L’operatore propone poi a Francesca, che aveva già installato Immuni, di usarla per segnalare il suo caso, in modo che possano essere avvertite le persone incrociate nei giorni precedenti e con l’app sui loro smartphone. Francesca acconsente, l’operatore le chiede di leggerle un codice che genera l’applicazione (nella sezione “Caricamento dati”), di fornire la provincia in cui vive e indicativamente il giorno in cui ha iniziato ad avere i sintomi.
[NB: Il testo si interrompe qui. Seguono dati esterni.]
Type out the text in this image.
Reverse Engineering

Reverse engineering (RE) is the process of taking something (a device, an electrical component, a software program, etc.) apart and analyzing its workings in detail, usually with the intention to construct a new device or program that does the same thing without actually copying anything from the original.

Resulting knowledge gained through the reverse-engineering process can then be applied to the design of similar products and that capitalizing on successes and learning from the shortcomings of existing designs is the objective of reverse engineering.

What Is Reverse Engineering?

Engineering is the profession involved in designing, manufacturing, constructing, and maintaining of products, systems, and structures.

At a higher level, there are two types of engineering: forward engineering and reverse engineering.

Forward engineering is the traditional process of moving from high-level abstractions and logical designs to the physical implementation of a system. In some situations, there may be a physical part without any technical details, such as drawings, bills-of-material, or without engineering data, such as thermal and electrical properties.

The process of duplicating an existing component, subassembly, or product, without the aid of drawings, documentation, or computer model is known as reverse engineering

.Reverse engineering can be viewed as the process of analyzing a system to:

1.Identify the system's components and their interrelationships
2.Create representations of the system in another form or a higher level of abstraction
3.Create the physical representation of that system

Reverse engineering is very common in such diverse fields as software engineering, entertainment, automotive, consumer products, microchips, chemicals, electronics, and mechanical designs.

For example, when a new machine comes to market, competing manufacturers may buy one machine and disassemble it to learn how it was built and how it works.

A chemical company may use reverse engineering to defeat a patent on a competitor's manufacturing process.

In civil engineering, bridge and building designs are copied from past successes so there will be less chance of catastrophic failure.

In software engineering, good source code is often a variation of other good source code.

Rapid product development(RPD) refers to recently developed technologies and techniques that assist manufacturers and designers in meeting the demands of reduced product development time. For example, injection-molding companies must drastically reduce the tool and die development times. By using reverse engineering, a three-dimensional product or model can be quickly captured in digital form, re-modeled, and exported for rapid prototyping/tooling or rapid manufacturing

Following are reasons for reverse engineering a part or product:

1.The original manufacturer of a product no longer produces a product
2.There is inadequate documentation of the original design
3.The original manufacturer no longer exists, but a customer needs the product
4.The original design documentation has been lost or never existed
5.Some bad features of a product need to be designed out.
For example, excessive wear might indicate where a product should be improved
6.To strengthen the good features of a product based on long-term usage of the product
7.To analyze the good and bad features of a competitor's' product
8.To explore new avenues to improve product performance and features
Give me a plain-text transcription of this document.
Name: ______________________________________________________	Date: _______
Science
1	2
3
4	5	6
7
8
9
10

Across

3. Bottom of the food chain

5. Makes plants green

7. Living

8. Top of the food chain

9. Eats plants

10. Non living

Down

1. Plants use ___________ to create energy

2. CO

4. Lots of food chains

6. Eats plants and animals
Queste informazioni vengono inviate dall’operatore al centro dati, dopodiché Francesca ha circa due minuti per premere il tasto “Verifica” sulla sua Immuni, in modo che l’app possa confermare la corrispondenza con il codice inserito dall’operatore e possa avviare il trasferimento delle chiavi che aveva generato nei giorni precedenti (quelle che servono per produrre gli ID ogni 15 minuti). Nessun dato personale o riconducibile a Francesca viene trasmesso e caricato.
Mentre Francesca è a casa a letto con la febbre, Paolo è a passeggio ignaro di tutto. Come ogni giorno, la sua app Immuni si collega al centro dati e chiede l’elenco delle chiavi caricate dalle app dalle persone risultate positive negli ultimi giorni, come Francesca. Scaricata la lista delle chiavi, Immuni verifica eventuali compatibilità con gli ID che aveva captato dagli smartphone delle persone con cui era entrato in contatto Paolo. Trova una corrispondenza con una chiave (quella di Francesca) e attiva quindi una notifica che Paolo vede sullo schermo del suo telefono: Immuni gli segnala di essere entrato in contatto con qualcuno poi risultato positivo e che poteva essere contagioso. Paolo non saprà mai che fosse Francesca la persona contagiosa, ciò che conta è altro: che sappia di essere stato esposto, che applichi qualche precauzione in più e che consulti un medico.
Funzionerà?
Immuni, come le applicazioni simili che stanno emergendo negli altri paesi, è in un certo senso una novità senza precedenti nel panorama delle app e dei servizi tramite smartphone: è quindi difficile fare previsioni su quanto potrebbe rivelarsi utile per contrastare la diffusione dell’epidemia da coronavirus nel nostro paese. Dove sono state impiegate soluzioni simili, come in Corea del Sud, non è stato ancora possibile determinare se abbiano avuto o meno un impatto positivo e in che misura. Il contact tracing viene eseguito in primo luogo attraverso il lavoro di addetti, che si occupano di ricostruire le catene dei contagi verificando se gli esposti siano stati infettati. Le applicazioni possono facilitare alcuni passaggi di questo processo, facendo anche aumentare il senso di responsabilità tra i singoli.